It is not true that the heat wave in Antarctica is a consequence of the fact that “climate is cyclical”

We verify a tweet saying that the weather is cyclical and that the temperature has not risen in the last 20 years

Carla Toscano, Vox party MP in the Congress of Deputies of Spain, posted a message on Twitter responding to Alberto Garzon, Minister of Consumer Affairs, with false and misleading information about climate change, including that what is happening in Antarctica is just a heat wave and that the planet’s temperature has not risen in the past 20 years. It is false that temperatures have not risen in the past two decades. Since 1981, global temperature has risen at a pace of 0.18°C per decade. Ever since people started officially recording global temperatures (ca. 1850), the ten warmest years on record have all occurred since 2005 and reports say that the past decade has been the warmest on the instrumental climate record. A heat wave, by contrast, is a weather event characterised by an occasional increase in temperatures. It is, precisely, what is happening in Antarctica, but it is not because temperatures are cyclical.

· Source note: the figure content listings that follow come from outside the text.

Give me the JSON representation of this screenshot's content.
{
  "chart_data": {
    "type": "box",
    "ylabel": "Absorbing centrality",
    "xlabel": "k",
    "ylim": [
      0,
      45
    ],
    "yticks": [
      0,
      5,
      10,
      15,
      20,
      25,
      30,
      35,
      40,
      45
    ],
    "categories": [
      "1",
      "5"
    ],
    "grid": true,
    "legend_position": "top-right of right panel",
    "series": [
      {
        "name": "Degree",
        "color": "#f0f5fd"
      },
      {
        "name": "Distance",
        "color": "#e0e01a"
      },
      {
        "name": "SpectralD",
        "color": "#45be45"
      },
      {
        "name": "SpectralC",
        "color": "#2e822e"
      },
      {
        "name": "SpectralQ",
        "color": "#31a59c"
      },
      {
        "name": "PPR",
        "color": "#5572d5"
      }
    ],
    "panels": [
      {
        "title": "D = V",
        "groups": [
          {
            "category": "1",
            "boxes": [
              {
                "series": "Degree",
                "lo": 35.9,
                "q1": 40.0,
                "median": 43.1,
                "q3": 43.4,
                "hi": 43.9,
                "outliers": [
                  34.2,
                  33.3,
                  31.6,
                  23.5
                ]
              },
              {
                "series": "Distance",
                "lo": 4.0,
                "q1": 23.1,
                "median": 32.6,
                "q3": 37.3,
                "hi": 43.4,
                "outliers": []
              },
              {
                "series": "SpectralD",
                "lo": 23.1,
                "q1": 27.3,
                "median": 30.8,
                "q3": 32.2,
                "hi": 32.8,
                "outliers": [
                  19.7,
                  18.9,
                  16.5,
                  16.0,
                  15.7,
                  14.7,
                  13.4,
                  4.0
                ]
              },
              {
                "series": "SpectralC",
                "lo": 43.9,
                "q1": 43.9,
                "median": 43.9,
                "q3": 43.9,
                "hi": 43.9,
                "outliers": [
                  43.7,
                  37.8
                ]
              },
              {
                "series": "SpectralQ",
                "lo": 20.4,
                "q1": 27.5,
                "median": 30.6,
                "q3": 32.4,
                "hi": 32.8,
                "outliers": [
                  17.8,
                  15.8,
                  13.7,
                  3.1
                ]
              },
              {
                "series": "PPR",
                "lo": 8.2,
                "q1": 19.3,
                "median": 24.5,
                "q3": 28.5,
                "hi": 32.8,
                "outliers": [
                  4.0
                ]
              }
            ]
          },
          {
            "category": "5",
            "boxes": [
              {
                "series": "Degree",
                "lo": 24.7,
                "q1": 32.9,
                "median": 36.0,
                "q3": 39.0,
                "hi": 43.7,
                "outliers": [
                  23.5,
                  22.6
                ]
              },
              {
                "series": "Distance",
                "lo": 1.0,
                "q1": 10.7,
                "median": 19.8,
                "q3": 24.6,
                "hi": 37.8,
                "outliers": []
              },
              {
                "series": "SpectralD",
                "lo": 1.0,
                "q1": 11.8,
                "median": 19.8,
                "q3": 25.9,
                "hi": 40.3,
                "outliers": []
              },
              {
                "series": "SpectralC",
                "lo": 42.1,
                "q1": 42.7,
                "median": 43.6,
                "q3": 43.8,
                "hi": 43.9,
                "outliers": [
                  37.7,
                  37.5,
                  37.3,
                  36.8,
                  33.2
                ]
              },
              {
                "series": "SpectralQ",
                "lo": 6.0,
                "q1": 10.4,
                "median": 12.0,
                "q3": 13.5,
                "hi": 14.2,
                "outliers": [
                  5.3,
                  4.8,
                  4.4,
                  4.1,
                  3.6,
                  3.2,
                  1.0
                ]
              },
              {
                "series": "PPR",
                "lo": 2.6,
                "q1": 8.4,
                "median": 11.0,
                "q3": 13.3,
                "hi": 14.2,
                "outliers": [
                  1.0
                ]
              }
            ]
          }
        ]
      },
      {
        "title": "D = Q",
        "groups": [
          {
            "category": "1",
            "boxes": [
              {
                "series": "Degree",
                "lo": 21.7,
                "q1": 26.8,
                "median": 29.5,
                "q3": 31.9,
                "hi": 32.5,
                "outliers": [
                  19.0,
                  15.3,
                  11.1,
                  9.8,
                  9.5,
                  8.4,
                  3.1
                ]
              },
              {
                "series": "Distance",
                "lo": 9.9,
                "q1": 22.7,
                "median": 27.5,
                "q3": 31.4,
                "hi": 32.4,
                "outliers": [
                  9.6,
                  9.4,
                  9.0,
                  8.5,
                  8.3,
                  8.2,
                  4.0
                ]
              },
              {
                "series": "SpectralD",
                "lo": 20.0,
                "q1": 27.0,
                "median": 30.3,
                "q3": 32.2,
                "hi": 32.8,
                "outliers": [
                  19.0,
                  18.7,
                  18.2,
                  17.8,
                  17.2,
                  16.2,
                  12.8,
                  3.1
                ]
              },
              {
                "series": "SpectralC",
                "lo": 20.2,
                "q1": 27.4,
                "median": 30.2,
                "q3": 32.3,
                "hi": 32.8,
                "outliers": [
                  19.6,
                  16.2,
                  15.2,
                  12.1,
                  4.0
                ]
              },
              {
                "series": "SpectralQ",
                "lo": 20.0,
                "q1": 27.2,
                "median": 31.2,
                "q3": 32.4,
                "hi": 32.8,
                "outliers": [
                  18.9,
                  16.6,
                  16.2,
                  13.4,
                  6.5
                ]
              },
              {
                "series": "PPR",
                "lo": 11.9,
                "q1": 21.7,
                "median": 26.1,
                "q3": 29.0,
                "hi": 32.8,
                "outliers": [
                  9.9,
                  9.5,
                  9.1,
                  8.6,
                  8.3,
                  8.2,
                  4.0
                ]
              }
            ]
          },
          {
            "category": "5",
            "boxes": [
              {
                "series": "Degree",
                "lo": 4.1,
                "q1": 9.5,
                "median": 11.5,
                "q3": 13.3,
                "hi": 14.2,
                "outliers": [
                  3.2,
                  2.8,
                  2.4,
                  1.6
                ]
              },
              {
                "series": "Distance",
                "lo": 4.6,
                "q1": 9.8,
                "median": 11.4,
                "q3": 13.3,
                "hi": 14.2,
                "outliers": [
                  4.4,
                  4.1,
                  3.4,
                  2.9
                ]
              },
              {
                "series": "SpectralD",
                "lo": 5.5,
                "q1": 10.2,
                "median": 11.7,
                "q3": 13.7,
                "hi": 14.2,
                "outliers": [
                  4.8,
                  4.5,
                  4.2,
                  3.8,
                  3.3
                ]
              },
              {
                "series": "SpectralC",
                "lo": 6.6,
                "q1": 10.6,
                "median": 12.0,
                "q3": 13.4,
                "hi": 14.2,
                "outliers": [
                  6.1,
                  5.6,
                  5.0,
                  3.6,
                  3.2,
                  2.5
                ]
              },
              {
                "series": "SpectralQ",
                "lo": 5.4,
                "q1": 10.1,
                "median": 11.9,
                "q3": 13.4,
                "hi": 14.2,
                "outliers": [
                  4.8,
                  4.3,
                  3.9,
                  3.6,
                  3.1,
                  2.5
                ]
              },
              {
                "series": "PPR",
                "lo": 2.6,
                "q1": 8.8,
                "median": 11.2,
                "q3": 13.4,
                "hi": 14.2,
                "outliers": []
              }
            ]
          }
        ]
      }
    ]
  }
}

It’s called a heat wave. The average global temperature has hardly risen in the past 20 years

Contrary to what Toscano says, the past 20 years have actually been “the period of time on Earth in which temperatures have risen fastest”, according to Andreu Escrivá, an environmental scientist with a PhD in Biodiversity and a former member of the Expert Committee on Climate Change of the Valencian government. He is not the only one saying that. Reports from the Intergovernmental Panel on Climate Change (IPCC), the leading scientific body for assessing climate change, concur: according to their most recent report (2021), the temperature has risen more than 1.1°C from 1850-1900 to now. Furthermore, in the past 40 years, temperatures have been rising faster: at a pace of ca. 0.18°C per decade.

“Of course [temperatures] have risen in the past 20 years”, Enric Aguilar (Catalan only), climatologist and head of the Department of Geography at the Rovira i Virgili University in Tarragona (ES), explains to Verificat, enclosing a graphic taken from the Climatic Research Unit of the University of East Anglia (UK), one of the best known research institutions in the field. In the graphic, we can clearly see how temperatures – in the Northern Hemisphere, the Southern Hemisphere and globally – have been rising progressively. What’s more, as indicated by the National Oceanic and Atmospheric Administration (NOAA), the ten warmest years on record to date have occurred since 2005.

In the past few days Antarctica has been experiencing a heat wave, a weather event characterised by three or more consecutive days during which the temperatures are consistently much higher than the average temperatures for those dates of the year. But the fact that there are occasional heat waves does not cancel out the fact that temperatures have been rising. In fact, one of the effects of climate change is precisely the increase in extreme weather events, among them more intense, more frequent and/or longer heat waves (page 4). The frequency of this type of event has increased significantly in the past few years.

The false hiatus that threw climatologists off track ten years ago

The denial of rising global temperatures is grounded in a truth: between 1998 and 2012, the increase in global temperatures slowed down. “The mantra that the temperature has not increased in the past 15, 20, 25 years is rooted in the belief that climate change stopped in 1998, which was a very warm year and slightly distorted the graphs”, Escrivá explains. There were even articles published that entertained the possibility that climate change had stopped. But it was an illusion. “It was later shown, when the math was done a posteriori, that this hiatus actually did not occur, but is a widespread myth”, the expert concludes.

“It was a false hiatus”, Aguilar states. “It had been determined by the local maximum of the El Niño 1997/1998”. The climate expert is referring to a weather event caused by the warming of ocean waters and that periodically disrupts the climate of the planet. It is preceded by a La Niña event, which has similar characteristics but, unlike El Niño, cools the surface of the planet. This, combined with certain volcanic eruptions of the time and relatively low solar activity, caused, as indicated by NOAA, “the rate of average global surface warming from 1998 to 2012 [to be] slower than it had been for two to three decades leading up to it”. But, they add, regardless of this slowing, “the big picture of long-term global warming remained unchanged”.